Vatandaşımız bağışını nereye yapacağını gayet iyi bilir, değerlendirir
Belediyelerimiz her şeye rağmen hizmetlerine devam edecek. Bağış noktasında da onların bağışlarını uygun şekilde kabul edecek. Eğer bu ülke hukuk devleti ise adalet de hukuk da yerini bulacak. Bundan endişemiz yok. Cumhurbaşkanı yardım toplamak istiyorsa toplar. Bunu da açıkladı zaten. Hatta bir hukuk kurulu Yargıtay bile talimatla, baskıyla yazılar yazarak bu yardımları topluyor. Sonuçta vatandaşımız bağışını nereye yapacağını gayet iyi bilir, değerlendirir. Bu konuya daha fazla girmek istemiyorum.
Bilim Kurulu’nun sokağa çıkma yasağı telkininde bulunmaması söz konusu değil
Sayın genel başkanım da İstanbul, İzmir ve diğer belediye başkalarımız da çağrıda bulundu. Aslında inanıyorum ki bilim kurulu da bunu öneriyor. Ama hala tek merkezden yönetildiğimiz için kurulun önerilerinin de dikkate alınmadığını düşünüyorum. Elimde veri yok ama. Birçok tedbiri almış bilim kurulunun bu kadar ortada vaka sayısı varken sokağa çıkma yasağı ilan edin telkininde bulunmaması söz konusu değil.
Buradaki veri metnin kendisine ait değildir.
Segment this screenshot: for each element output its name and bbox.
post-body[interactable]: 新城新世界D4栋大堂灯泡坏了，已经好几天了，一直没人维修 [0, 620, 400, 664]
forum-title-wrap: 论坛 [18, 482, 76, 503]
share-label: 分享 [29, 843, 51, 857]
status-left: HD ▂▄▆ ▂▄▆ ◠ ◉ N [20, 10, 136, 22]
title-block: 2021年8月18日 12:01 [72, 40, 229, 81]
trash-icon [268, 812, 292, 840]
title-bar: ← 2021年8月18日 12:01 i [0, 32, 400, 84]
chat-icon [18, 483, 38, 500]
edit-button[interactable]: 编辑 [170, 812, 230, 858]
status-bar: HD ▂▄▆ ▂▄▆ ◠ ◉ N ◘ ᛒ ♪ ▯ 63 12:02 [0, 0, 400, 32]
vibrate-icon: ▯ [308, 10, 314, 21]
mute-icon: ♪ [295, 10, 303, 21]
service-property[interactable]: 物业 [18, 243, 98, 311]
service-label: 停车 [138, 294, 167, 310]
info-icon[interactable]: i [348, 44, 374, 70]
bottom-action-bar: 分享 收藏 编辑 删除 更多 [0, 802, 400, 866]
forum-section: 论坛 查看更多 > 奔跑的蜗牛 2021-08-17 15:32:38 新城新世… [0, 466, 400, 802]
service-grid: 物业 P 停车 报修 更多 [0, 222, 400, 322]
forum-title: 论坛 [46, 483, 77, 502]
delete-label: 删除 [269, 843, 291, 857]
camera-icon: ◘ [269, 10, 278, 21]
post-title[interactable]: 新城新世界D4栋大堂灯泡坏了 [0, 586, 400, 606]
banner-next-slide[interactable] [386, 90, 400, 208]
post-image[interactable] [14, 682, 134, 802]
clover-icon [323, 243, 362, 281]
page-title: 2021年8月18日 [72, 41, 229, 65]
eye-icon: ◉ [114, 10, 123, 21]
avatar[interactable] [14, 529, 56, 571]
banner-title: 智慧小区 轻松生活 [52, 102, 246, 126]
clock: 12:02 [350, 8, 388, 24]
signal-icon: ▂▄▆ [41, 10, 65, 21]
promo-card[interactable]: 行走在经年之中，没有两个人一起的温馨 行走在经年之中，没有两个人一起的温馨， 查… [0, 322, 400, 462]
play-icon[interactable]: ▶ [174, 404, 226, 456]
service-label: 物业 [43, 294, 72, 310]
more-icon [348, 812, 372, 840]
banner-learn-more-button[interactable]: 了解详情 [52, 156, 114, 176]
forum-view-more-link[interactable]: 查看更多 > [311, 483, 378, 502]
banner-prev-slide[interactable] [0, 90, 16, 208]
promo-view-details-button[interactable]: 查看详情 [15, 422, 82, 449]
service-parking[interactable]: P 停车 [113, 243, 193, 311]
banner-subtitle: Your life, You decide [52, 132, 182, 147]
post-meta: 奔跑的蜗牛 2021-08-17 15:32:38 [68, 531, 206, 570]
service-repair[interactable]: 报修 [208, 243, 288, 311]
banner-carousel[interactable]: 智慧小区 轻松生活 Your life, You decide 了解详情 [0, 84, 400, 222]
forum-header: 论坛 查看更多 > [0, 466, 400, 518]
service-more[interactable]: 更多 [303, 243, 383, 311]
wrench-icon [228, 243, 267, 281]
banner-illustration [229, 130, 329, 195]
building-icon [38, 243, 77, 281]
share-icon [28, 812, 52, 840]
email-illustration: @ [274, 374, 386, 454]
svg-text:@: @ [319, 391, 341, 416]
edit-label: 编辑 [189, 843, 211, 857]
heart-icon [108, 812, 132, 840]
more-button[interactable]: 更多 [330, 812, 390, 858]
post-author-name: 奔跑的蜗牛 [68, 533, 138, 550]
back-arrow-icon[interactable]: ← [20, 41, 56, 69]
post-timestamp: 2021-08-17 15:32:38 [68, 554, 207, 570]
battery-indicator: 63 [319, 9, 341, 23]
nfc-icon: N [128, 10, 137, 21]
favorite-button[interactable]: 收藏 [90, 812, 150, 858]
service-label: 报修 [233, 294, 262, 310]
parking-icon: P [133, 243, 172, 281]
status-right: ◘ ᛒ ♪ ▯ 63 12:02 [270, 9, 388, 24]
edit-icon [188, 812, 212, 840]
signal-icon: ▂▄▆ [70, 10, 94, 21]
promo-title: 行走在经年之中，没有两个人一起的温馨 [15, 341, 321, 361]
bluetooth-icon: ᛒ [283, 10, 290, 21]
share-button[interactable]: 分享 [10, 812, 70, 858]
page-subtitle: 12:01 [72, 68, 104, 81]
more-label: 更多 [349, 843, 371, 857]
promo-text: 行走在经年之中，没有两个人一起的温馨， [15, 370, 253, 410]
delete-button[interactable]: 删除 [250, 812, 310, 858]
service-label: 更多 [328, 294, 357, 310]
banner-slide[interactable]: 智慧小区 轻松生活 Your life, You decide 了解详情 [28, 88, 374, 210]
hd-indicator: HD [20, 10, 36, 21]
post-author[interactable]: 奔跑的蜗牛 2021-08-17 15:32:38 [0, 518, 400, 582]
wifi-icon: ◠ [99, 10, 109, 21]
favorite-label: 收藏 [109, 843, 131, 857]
Bu çağrıyı büyükşehir başkanımız sürekli dile getiriyorsa bilim kurulu bu durumu en iyi bilmelerine rağmen bunu ilan edilmesini istememesi mümkün değil. Ama tabi ki sokağa çıkma yasağı ilan edilince farklı şeyler çıkacak ortaya. Ama hangi akıldır izandır anlamış değilim. Hala bu kararı almaktan uzaklar. İlla bir bedel ödemek zorunda mıyı? Umreden ve yurtdışından gelenlerin oluşturduğu tehdit belli. Çin’de başladığı andan itibaren tedbirleri alsaydık bugün yaşadığımız süreci daha az hasarla ve daha kısa sürede bitirebilirdik. Yaşananlardan ders alınmamış bazı tedbirleri alınmakta geç kalınıyor hala. Artvin Borçka’da karantinaya geçildi bugün mesela. Lütfen sokağa çıkma yasağını uygulayın. Vatandaşa evde kal demekle bu sorun çözülmez. Süreci doğru yönetmeye ihtiyacımız var.
Evde kalalım, sosyal mesafeyi koruyalım
Bu virüsle mücadelenin en önemli yöntemi sosyal mesafeyi korumak. Mutlaka izolasyonu sağlamak. Bunu sağladığımız takdirde bu salgının yayılmasını ve ölümlerin artmasını önlemiş olacağız. Kendimiz, yakınlarımızı ve ülkemiz için lütfen evde kalalım ve sosyal mesafeyi koruyalım.